History of Anglicanism in Rwanda preserved in new Kigali archive

By Jesse Zink
Posted Jun 16, 2016
Juliette Mukankwiro and Dinah Igiraneza, part of the Kigali archive team, pose in front of some of the material they have sorted and stored. Photo: Jesse Zink

Juliette Mukankwiro and Dinah Igiraneza, part of the Kigali archive team, pose in front of some of the material they have sorted and stored. Photo: Jesse Zink

[Anglican Communion News Service] A new archive in the Diocese of Kigali is allowing Anglicans the opportunity to learn more about the history of the church in Rwanda.

In early 2015, a small group of people began wading through years of old files and papers that were kept in a shipping container near the diocesan offices. The team spent much of their time cleaning and dusting off the paperwork and then bringing it into a special room prepared for this purpose. There, over a period of about nine weeks concentrated work, they sorted the material by subject and time period and filed it in new binders.

Juliette Mukankwiro, a parishioner at St Peter’s Church in the Remera neighbourhood of Kigali, coordinated the project. She recalled that “it was exhausting work and mentally tiring. But we felt really satisfied because we were serving the church that we belong to.”

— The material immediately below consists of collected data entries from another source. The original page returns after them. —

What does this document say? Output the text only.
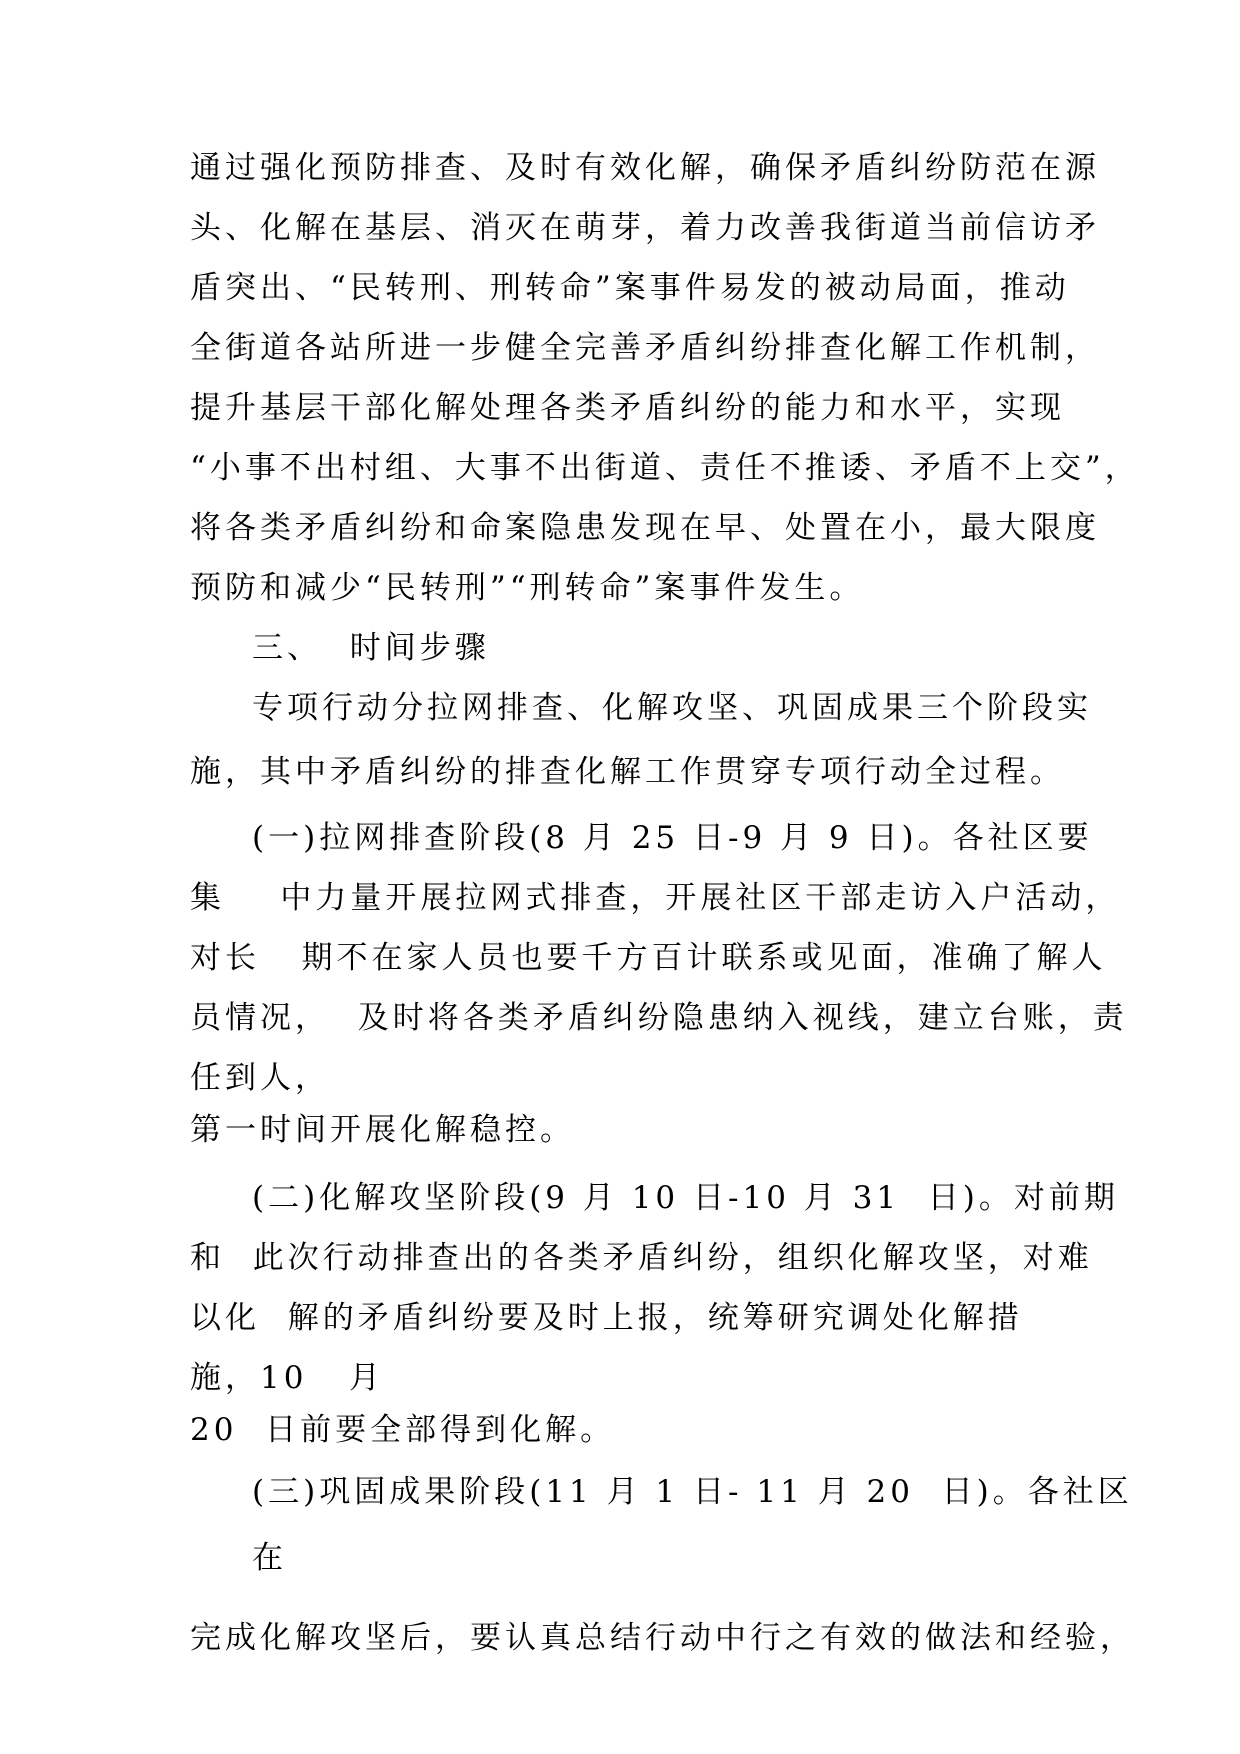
通过强化预防排查、及时有效化解，确保矛盾纠纷防范在源
头、化解在基层、消灭在萌芽，着力改善我街道当前信访矛
盾突出、“民转刑、刑转命”案事件易发的被动局面，推动
全街道各站所进一步健全完善矛盾纠纷排查化解工作机制，
提升基层干部化解处理各类矛盾纠纷的能力和水平，实现
“小事不出村组、大事不出街道、责任不推诿、矛盾不上交”，
将各类矛盾纠纷和命案隐患发现在早、处置在小，最大限度
预防和减少“民转刑”“刑转命”案事件发生。
三、  时间步骤
专项行动分拉网排查、化解攻坚、巩固成果三个阶段实
施，其中矛盾纠纷的排查化解工作贯穿专项行动全过程。
(一)拉网排查阶段(8 月 25 日-9 月 9 日)。各社区要
集    中力量开展拉网式排查，开展社区干部走访入户活动，
对长   期不在家人员也要千方百计联系或见面，准确了解人
员情况，  及时将各类矛盾纠纷隐患纳入视线，建立台账，责
任到人，
第一时间开展化解稳控。
(二)化解攻坚阶段(9 月 10 日-10 月 31  日)。对前期
和  此次行动排查出的各类矛盾纠纷，组织化解攻坚，对难
以化  解的矛盾纠纷要及时上报，统筹研究调处化解措
施，10   月
20  日前要全部得到化解。
(三)巩固成果阶段(11 月 1 日- 11 月 20  日)。各社区
在
完成化解攻坚后，要认真总结行动中行之有效的做法和经验，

By day, Mukankwiro works at the Ministry of Agriculture where an important part of her job is keeping track of records so she was well prepared for this task.

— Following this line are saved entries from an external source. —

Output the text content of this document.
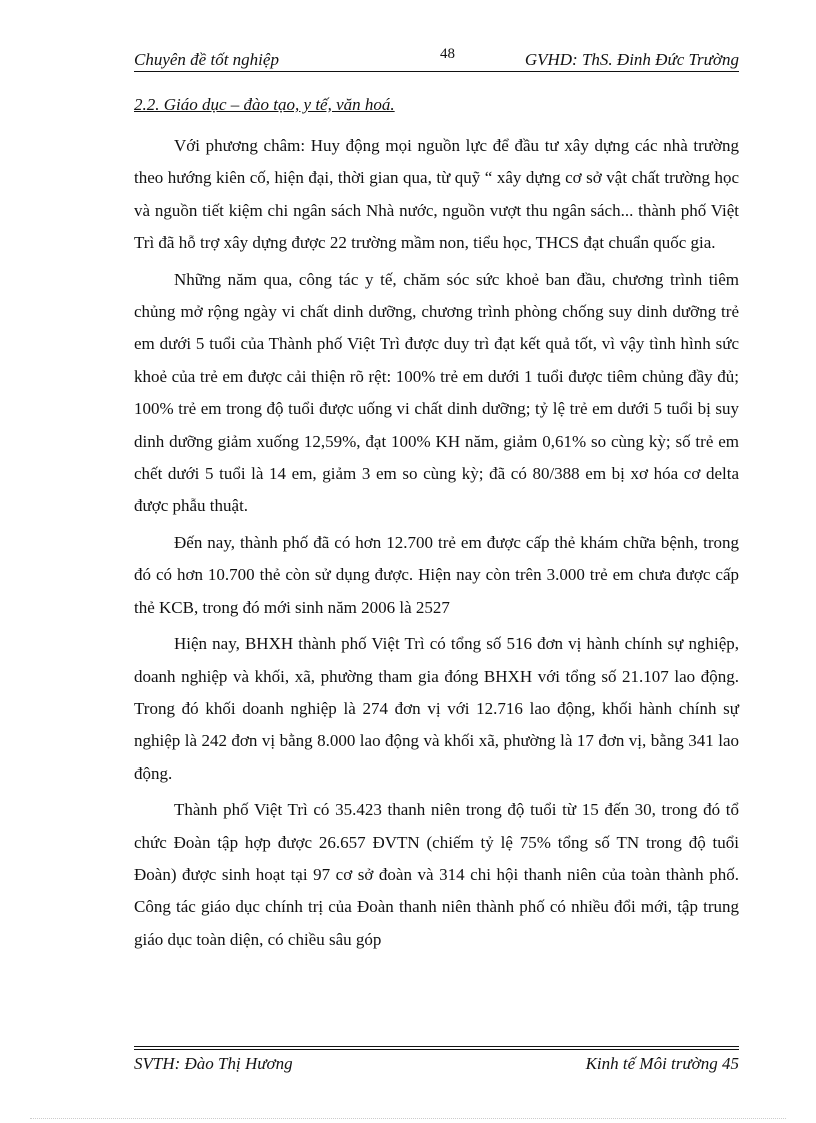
Chuyên đề tốt nghiệp	48	GVHD: ThS. Đinh Đức Trường
2.2. Giáo dục – đào tạo, y tế, văn hoá.

Với phương châm: Huy động mọi nguồn lực để đầu tư xây dựng các nhà trường theo hướng kiên cố, hiện đại, thời gian qua, từ quỹ “ xây dựng cơ sở vật chất trường học và nguồn tiết kiệm chi ngân sách Nhà nước, nguồn vượt thu ngân sách... thành phố Việt Trì đã hỗ trợ xây dựng được 22 trường mầm non, tiểu học, THCS đạt chuẩn quốc gia.

Những năm qua, công tác y tế, chăm sóc sức khoẻ ban đầu, chương trình tiêm chủng mở rộng ngày vi chất dinh dưỡng, chương trình phòng chống suy dinh dưỡng trẻ em dưới 5 tuổi của Thành phố Việt Trì được duy trì đạt kết quả tốt, vì vậy tình hình sức khoẻ của trẻ em được cải thiện rõ rệt: 100% trẻ em dưới 1 tuổi được tiêm chủng đầy đủ; 100% trẻ em trong độ tuổi được uống vi chất dinh dưỡng; tỷ lệ trẻ em dưới 5 tuổi bị suy dinh dưỡng giảm xuống 12,59%, đạt 100% KH năm, giảm 0,61% so cùng kỳ; số trẻ em chết dưới 5 tuổi là 14 em, giảm 3 em so cùng kỳ; đã có 80/388 em bị xơ hóa cơ delta được phẫu thuật.

Đến nay, thành phố đã có hơn 12.700 trẻ em được cấp thẻ khám chữa bệnh, trong đó có hơn 10.700 thẻ còn sử dụng được. Hiện nay còn trên 3.000 trẻ em chưa được cấp thẻ KCB, trong đó mới sinh năm 2006 là 2527

Hiện nay, BHXH thành phố Việt Trì có tổng số 516 đơn vị hành chính sự nghiệp, doanh nghiệp và khối, xã, phường tham gia đóng BHXH với tổng số 21.107 lao động. Trong đó khối doanh nghiệp là 274 đơn vị với 12.716 lao động, khối hành chính sự nghiệp là 242 đơn vị bằng 8.000 lao động và khối xã, phường là 17 đơn vị, bằng 341 lao động.

Thành phố Việt Trì có 35.423 thanh niên trong độ tuổi từ 15 đến 30, trong đó tổ chức Đoàn tập hợp được 26.657 ĐVTN (chiếm tỷ lệ 75% tổng số TN trong độ tuổi Đoàn) được sinh hoạt tại 97 cơ sở đoàn và 314 chi hội thanh niên của toàn thành phố. Công tác giáo dục chính trị của Đoàn thanh niên thành phố có nhiều đổi mới, tập trung giáo dục toàn diện, có chiều sâu góp

SVTH: Đào Thị Hương	Kinh tế Môi trường 45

The collection – which is in French, Kinyarwanda, and English – is now stored in close to 200 binders, with a small amount of material still unsorted. The material represents a remarkable range of Rwandan ecclesial, social, and political history. It begins with the arrival of Anglican missionaries in Kigali in the 1940s and stretches to the present day. It includes minutes of Mothers’ Union meetings over the decades, correspondence of church leaders with local government officials, parochial reports and statistics of church attendance, reports on the church’s work of reconciliation after the 1994 genocide, and much, much else.

Mukankwiro was delighted to find the deed of land in which a local chief granted to Anglican missionaries the land on which her Remera parish church now sits. Dating to 1948, the deed has a hand-drawn map showing the plot of land and the chief’s thumbprint in lieu of a signature. “People have forgotten this history,” she said. “We can now remember these people who helped build our churches.”

Because the Diocese of Kigali was once the only diocese in Rwanda, there are documents from around the country. There are also documents related to the life of the former province of Rwanda, Burundi, and Boga-Zaire and its division into three in the early 1990s. Preparatory documents for various Lambeth Conferences are contained in the archive, as is correspondence between Rwandan church leaders and the Anglican Communion Office during periods of painful church conflict before and after the genocide.

The project had the support of the diocesan bishop Louis Muvunyi, as well as the support of Kigali’s link diocese, Ely, in the Church of England, which contributed towards the cost of the project. The diocese is currently considering ways to develop the collection further, including how to continue to add new material and make it available to researchers and others.

The archive team created a catalogue to the various binders, which details what is in each. A copy of the catalogue is kept in the diocesan office. A separate copy is now also kept at the Cambridge Centre for Christianity Worldwide in England.

Mukankwiro thinks that the church’s past is important for the church’s life today: “The church in the past had people who had the life of the church at their heart. People today can learn a lot from the faith others used to have.”